Joaquín Sabina, quien históricamente ha dicho que Pancho Varona es su hermano del alma, para que junto a Antonio García de Diego, tras la experiencia con Viceversa, hay encontrado en ellos una mancuerna que, cual maquinaria «perfectamente afeitada», cuando se dedican a proponer, a explorar, a reinventar formas melódicas para acomodar ideas, frases, trucos de la palabra en sus canciones, hagan magia instrumental, melódica y lírica; pero también, aceptar con humildad que cuando no termina por encontrar el toque final a una frase o estrofa, puede encontrar en gente como Luis Eduardo Aute, Pedro Guerra, en su momento Javier Krahe o Fito Paez, como ahora pueden ser Luis García Montero, Benjamín Prado, Rubén y Leiva del grupo Pereza, una colaboración solidaria y creativa, como pocas veces se ve. Sin dejar de hablar de esa cierta humildad del Sabina como para colaborar con cantantes que no necesariamente forman parte de su círculo de amigos.
Tras una historia que se comenzó a construir tardíamente, pues ya tenía años encima cuando en la calle un productor escuchó su canción «Qué demasiao» interpretada por un músico urbano, y una vez que junto a Krahe acudieran a una audición para ver si había en en uno y otro potencial, vendría su primer disco Inventario (1978) ya con 35 años y del que no quiere que ni se le nombre, hoy lo que me preocupa es que en el panorama musical no hay nadie como él.
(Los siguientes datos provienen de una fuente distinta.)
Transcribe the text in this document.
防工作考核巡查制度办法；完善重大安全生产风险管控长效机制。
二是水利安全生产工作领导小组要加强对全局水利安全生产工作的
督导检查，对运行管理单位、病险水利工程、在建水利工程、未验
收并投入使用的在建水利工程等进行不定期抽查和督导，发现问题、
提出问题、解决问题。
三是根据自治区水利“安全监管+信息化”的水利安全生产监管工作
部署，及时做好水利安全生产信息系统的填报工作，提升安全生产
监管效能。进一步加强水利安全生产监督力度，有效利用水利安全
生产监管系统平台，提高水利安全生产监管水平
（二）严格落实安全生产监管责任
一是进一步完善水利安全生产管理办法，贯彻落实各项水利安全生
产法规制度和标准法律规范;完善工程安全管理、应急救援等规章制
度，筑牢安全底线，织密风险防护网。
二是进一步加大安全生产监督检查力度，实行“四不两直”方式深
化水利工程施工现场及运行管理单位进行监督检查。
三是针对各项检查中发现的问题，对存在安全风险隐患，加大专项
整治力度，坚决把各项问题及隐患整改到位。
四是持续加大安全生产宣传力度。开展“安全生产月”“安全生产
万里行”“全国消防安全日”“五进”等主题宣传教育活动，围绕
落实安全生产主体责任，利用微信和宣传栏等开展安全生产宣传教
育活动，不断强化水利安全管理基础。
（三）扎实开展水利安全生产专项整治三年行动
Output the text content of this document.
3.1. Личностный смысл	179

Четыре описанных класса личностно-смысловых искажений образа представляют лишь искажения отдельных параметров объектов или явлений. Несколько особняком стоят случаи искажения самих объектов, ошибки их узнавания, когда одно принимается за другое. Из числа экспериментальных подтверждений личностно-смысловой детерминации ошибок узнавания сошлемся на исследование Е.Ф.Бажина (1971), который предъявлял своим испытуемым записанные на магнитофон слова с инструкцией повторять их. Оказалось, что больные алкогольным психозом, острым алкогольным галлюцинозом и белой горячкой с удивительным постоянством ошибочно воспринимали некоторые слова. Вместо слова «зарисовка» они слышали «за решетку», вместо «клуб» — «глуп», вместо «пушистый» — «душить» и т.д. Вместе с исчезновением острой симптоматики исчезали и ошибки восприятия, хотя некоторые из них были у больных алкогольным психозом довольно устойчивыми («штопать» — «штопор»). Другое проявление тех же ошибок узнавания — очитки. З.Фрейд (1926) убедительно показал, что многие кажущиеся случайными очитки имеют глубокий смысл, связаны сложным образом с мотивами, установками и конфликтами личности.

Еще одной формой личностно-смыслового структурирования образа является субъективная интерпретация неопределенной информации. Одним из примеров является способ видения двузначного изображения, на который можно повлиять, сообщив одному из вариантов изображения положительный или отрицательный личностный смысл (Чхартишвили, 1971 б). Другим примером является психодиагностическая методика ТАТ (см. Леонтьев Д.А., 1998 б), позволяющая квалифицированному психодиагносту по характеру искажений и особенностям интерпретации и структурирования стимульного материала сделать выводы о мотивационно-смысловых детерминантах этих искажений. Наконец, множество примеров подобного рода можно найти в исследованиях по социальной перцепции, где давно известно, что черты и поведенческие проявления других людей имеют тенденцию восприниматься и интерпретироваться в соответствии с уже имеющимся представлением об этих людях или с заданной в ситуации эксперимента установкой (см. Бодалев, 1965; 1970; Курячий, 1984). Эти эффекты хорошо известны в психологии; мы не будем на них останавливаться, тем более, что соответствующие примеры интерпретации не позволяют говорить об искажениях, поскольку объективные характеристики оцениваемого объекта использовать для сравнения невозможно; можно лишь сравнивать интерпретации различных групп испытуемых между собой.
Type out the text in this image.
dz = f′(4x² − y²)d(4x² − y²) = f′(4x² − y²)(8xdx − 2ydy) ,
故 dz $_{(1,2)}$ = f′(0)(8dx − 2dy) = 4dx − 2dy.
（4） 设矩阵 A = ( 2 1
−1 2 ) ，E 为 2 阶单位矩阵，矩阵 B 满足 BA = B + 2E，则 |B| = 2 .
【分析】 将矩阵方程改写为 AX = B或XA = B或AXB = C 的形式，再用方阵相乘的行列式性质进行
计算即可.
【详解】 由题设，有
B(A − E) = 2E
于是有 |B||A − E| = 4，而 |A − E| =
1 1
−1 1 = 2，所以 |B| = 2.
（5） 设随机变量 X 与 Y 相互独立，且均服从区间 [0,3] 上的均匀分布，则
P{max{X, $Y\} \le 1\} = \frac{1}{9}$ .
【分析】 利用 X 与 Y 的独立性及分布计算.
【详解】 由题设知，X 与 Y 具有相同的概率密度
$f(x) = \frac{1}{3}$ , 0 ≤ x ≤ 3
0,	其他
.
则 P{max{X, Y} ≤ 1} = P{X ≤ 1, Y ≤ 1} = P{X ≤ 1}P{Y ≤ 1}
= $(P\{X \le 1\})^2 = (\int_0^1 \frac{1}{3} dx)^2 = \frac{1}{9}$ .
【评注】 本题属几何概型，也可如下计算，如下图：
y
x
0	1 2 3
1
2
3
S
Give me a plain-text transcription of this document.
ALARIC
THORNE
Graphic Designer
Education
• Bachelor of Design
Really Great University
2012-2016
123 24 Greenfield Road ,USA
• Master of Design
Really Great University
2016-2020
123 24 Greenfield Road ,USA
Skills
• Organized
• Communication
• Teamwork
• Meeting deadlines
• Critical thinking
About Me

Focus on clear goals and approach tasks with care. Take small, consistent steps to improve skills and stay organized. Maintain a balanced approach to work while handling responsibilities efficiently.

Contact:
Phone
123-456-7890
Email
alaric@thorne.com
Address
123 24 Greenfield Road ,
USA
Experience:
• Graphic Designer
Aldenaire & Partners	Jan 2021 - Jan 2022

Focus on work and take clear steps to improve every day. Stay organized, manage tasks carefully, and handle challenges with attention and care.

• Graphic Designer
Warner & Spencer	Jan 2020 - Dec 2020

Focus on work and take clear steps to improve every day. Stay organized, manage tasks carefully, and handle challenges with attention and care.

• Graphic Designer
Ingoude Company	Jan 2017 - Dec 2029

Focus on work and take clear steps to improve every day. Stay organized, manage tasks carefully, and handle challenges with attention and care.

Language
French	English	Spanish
Y tengo un cierto sentimiento de vacío al ver que puede pasar igual que para los mexicanos con la muerte de Juan Gabriel (guardando las correspondientes distancias): no hay quien lo sustituya. En el caso español a diferencia del mexicano, hay una media docena de compositores que pueden tomar la estafeta, pero difícilmente alcanzar los umbrales de lo que él ha hecho.
Es este Joaquín Sabina quien después de darse por enterado que en la canción en español no había nadie como Dylan, se atrevió a seguir sus pasos. Luego tomó senderos diferentes, pero cuando quiere pide a sus músicos que una letra suene dylaniana o a J.J. Cale.
Ese es el Sabina que ha alcanzado los 70 años y lo que más queremos sus fanáticos es que siga contando, cantando y componiendo. Aunque sabemos que llegará el tiempo de decir adiós.